Ветры свободы и прогресса, поднятые первой русской революцией, коснулись своим живительным крылом и офицерского корпуса, особенно младших его отрядов. Еще гремело беспробудное застолье в офицерских собраниях, но в читальни и библиотеки начали поступать политические газеты, журналы, книги. Еще унтеры и вахмистры старой закалки кулаками вбивали в солдата понятие о враге «внутреннем и внешнем», но все больше среди призывников оказывалось грамотеев из городов и деревень, которые где-то и когда-то слышали крамольные речи того самого «внутреннего врага» и не могли не согласиться с его правдой.

Офицеры из семей разночинных, мелкочиновных, служилой интеллигенции значительно потеснили даже на командных должностях дворянское и духовное сословие.

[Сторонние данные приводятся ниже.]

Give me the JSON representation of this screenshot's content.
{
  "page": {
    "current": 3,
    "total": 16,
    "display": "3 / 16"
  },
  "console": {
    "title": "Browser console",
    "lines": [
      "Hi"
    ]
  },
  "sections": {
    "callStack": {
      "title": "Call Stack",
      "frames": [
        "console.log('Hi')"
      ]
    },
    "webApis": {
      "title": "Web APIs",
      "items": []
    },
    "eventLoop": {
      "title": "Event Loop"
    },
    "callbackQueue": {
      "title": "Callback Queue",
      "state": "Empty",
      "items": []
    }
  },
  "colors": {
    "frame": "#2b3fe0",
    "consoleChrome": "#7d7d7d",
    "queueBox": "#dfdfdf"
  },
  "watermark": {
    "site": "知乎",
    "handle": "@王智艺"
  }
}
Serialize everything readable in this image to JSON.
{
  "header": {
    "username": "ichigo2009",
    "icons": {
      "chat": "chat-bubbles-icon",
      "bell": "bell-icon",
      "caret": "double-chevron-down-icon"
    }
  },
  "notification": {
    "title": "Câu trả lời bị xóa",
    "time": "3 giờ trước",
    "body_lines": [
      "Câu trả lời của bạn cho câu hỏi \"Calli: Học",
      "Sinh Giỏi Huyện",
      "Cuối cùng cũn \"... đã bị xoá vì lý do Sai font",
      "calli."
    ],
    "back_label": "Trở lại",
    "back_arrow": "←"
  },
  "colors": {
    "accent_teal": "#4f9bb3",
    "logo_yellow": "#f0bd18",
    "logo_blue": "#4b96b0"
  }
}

Соколов происходил из потомственно-служилой семьи. Его отец и дед были военными лекарями. Лишь Алексей изменил медицине ради кавалерии и после кадетского корпуса и юнкерского училища вышел в гусарский Митавский полк. Движения общественной жизни оставили в его сознании довольно значительный след. Вот почему он, исповедуясь самому себе перед смертью, так остро чувствовал разрыв между понятиями «долг службы» и «служение народу».

Он вспоминал весь ужас и всю тяжесть казармы для солдата, вырванного из привычного ритма жизни и отданного на расправу унтеру, взводному, эскадронному или ротному начальству. Ему претили бездуховность и примитивное чинодральство значительной части офицерства, прикрываемые довольно высоким профессионализмом. Когда перед его мысленным взором прошла вторая часть жизни в полку — уже в штаб-офицерских чинах, он содрогнулся от желания переделать все по-новому, по-справедливому, если бы только мог…

Годы в Киеве Алексею уже не представлялись блестящей вереницей успехов по службе, радостей от конного спорта и прелестей офицерского собрания. Перед лицом смерти ореол удовольствий померк. Собственная совесть голосом строгого судьи спросила его: «Делал ли ты добро людям? Что принес миру твой разум? Был ли силен твой дух перед соблазнами и суетой?»

Это был самый высокий суд, вопрошавший: кто ты есть, человек?

Перед таким судией нельзя отвечать, что служил честно, не воровал и не обманывал людей, имел друзей или любил одну женщину в один период своей жизни… На чаши весов ложатся только полновесные гири. На одну — Добро, Искренность, Любовь. На другую — Зло, Тщеславие, Зависть.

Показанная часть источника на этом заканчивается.